The article was published in Stochastics and Dynamics.

Reeb stability and the Gromov-Hausdorff limits of leaves in compact foliations (2013)

A basic question in the geometry of foliations is to understand how the leaf varies when one moves a point slightly. To formalize this I study the regularity of the function which associates to each point in a compact foliation its leaf considered as a pointed proper metric space when the topology on the codomain is the so-called pointed Gromov-Hausdorff topology.

The simple example of a flow with an attracting orbit shows that the leaf function isn't continuous in general. However, I show that it is semicontinuous in the sense that all limit points of a sequence of leaves are covering spaces of the limiting leaf. An upper bound on these covering spaces is exhibited (the so-called holonomy-cover of the leaf). And it turns out that the classical stability theorems for simply connected leaves due to Reeb follows as a corollary. Other Reeb-stability-type results are also consequences of the semicontinuity of the leaf function.

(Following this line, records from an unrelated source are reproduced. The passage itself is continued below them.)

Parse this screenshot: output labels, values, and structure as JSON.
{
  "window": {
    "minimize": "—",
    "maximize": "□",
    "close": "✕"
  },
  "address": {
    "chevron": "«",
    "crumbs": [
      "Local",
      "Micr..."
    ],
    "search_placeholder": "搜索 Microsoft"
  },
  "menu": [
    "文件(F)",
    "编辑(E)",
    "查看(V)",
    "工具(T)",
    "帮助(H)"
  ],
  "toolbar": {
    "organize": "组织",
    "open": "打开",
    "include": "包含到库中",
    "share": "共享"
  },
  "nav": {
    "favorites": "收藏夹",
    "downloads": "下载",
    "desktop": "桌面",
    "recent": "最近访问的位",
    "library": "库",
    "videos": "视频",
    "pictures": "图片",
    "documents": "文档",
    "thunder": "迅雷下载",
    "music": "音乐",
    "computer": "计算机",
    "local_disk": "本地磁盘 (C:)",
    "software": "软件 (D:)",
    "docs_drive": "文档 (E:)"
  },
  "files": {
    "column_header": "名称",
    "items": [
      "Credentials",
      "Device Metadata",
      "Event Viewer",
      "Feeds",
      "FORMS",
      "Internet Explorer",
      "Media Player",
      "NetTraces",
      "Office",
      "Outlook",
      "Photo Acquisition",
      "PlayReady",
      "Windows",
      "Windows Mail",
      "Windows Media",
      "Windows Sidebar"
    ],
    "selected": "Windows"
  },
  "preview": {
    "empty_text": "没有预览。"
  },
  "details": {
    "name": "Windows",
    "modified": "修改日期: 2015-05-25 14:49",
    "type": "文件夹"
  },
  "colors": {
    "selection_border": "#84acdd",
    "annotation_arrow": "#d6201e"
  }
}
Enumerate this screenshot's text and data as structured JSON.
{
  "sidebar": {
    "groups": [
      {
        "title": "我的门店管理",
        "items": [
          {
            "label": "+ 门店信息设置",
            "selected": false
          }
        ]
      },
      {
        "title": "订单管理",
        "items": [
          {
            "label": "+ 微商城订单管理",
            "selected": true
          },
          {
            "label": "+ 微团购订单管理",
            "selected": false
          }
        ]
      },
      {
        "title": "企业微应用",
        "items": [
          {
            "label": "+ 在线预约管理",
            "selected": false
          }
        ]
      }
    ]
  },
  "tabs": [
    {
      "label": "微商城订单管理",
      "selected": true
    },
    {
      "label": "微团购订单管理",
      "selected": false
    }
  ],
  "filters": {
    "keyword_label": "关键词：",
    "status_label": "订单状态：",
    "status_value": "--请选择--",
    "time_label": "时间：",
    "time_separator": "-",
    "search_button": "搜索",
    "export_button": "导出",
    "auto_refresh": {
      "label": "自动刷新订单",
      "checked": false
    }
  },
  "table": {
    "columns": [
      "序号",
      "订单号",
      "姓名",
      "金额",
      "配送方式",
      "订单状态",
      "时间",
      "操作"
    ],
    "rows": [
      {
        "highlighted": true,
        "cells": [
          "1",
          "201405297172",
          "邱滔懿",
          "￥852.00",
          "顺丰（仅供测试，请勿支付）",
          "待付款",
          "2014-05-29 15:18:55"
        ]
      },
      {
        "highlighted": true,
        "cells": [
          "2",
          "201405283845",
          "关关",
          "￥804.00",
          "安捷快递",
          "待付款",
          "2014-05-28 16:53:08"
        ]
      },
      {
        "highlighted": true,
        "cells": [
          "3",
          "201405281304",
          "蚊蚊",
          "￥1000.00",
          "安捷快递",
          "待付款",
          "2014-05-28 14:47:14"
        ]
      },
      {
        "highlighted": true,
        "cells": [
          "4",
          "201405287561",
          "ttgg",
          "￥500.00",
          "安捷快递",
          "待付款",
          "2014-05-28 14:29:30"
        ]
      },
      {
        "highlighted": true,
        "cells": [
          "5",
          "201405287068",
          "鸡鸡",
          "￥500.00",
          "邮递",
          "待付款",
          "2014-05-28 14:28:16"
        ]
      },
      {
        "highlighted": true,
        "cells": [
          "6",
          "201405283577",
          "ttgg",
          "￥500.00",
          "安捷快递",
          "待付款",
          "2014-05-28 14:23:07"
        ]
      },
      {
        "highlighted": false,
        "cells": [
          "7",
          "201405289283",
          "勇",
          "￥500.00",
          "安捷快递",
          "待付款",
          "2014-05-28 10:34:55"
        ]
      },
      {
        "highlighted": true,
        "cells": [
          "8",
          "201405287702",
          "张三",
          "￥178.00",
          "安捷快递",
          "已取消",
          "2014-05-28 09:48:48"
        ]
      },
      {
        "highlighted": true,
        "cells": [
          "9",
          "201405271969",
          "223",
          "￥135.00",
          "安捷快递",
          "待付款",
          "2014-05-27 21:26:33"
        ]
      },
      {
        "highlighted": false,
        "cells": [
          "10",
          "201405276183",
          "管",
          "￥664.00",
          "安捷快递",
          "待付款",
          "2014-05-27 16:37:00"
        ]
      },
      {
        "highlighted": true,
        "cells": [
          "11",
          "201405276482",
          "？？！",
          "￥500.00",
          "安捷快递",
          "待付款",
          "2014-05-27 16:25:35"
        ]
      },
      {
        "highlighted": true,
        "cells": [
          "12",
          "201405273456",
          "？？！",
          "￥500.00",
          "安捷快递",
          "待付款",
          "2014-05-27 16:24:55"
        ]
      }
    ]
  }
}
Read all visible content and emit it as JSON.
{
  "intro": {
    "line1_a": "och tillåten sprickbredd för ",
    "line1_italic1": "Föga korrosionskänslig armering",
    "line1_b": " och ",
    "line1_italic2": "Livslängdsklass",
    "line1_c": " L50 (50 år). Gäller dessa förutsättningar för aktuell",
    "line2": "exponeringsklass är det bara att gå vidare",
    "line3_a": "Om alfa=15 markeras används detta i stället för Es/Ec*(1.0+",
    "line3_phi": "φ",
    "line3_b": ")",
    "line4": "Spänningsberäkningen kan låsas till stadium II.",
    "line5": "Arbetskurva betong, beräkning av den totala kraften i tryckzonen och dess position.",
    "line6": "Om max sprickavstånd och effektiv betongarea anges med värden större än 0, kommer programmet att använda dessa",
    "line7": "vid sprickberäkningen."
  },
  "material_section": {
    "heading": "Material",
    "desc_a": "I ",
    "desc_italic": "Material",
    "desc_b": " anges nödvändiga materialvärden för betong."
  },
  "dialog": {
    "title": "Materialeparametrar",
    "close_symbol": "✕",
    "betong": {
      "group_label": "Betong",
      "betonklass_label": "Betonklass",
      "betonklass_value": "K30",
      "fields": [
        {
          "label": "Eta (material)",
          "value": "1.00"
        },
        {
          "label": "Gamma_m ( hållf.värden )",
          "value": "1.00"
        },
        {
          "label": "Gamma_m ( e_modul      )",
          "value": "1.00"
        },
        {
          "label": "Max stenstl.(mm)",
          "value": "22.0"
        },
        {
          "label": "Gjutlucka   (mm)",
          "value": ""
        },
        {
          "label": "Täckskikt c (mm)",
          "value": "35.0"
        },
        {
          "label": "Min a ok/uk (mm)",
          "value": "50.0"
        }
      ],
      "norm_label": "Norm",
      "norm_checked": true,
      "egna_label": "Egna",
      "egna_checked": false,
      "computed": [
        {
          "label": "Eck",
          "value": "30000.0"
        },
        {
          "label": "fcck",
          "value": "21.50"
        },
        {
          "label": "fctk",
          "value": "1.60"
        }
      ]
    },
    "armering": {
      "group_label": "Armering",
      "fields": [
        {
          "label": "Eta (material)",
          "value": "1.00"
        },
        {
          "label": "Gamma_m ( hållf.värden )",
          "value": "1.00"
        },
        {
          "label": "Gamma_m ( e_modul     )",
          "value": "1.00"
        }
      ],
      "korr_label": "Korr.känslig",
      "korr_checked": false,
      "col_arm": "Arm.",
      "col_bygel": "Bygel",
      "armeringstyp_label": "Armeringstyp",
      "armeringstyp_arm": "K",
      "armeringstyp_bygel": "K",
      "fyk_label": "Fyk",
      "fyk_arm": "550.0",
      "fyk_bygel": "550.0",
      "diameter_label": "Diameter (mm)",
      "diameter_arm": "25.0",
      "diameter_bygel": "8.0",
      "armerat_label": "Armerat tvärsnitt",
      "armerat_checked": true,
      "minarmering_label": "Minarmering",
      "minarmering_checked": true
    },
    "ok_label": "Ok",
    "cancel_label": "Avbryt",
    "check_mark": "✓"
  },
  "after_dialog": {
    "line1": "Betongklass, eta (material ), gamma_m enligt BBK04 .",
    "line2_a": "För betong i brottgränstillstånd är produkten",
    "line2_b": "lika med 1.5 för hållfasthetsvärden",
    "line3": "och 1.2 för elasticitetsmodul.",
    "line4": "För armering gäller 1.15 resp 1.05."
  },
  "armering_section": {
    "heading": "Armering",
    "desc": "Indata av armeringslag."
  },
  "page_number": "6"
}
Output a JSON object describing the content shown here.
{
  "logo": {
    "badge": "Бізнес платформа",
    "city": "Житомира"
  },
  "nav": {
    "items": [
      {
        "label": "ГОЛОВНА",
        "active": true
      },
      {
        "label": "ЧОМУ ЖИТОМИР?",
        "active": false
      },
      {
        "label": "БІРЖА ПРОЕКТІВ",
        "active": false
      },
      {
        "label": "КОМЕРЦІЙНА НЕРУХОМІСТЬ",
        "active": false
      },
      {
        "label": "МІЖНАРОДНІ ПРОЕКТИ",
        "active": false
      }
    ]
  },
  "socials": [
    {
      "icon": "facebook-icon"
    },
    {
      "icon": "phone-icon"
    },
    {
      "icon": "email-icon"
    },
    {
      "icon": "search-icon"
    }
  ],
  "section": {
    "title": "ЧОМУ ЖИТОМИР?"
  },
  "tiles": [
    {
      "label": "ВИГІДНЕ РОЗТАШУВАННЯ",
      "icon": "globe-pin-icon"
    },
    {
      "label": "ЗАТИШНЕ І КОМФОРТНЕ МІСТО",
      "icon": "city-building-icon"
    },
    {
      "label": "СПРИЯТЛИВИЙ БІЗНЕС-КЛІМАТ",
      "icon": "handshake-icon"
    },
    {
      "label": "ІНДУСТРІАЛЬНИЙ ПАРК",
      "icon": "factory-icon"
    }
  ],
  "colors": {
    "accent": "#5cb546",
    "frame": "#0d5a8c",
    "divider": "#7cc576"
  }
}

The article was published in the Asian Journal of Mathematics.

Two fixed points can force positive entropy of a homeomorphism on a hyperbolic surface (2012, Not for publication)

Using the Nielsen-Thurston classification of isotopy classes of homeomorphisms on surfaces I prove that a particular pattern of two fixed points can force positive entropy of a homeomorphism which is isotopic to the identity on a hyperbolic surface. I put special effort into the illustrations, which where generated using Asymptote.

The result turned out to be a consequence of previous work by Kra ("On the Nielsen-Thurston-Bers type of some self-maps of Riemann surfaces." (1981)) and Imayoshi, Ito, and Yamamoto ("On the Nielsen-Thurston-Bers type of some self-maps of Riemann surfaces with two specified points." (2003)).

Rotation vectors for homeomorphisms of non-positively curved manifolds (Published in 2011)

I generalized rotation vectors as usually defined for torus homeomorphisms to other manifolds and proved they exist for many orbits. The techniques came from the works I studied for my masters thesis.

The article has been published in Nonlinearity.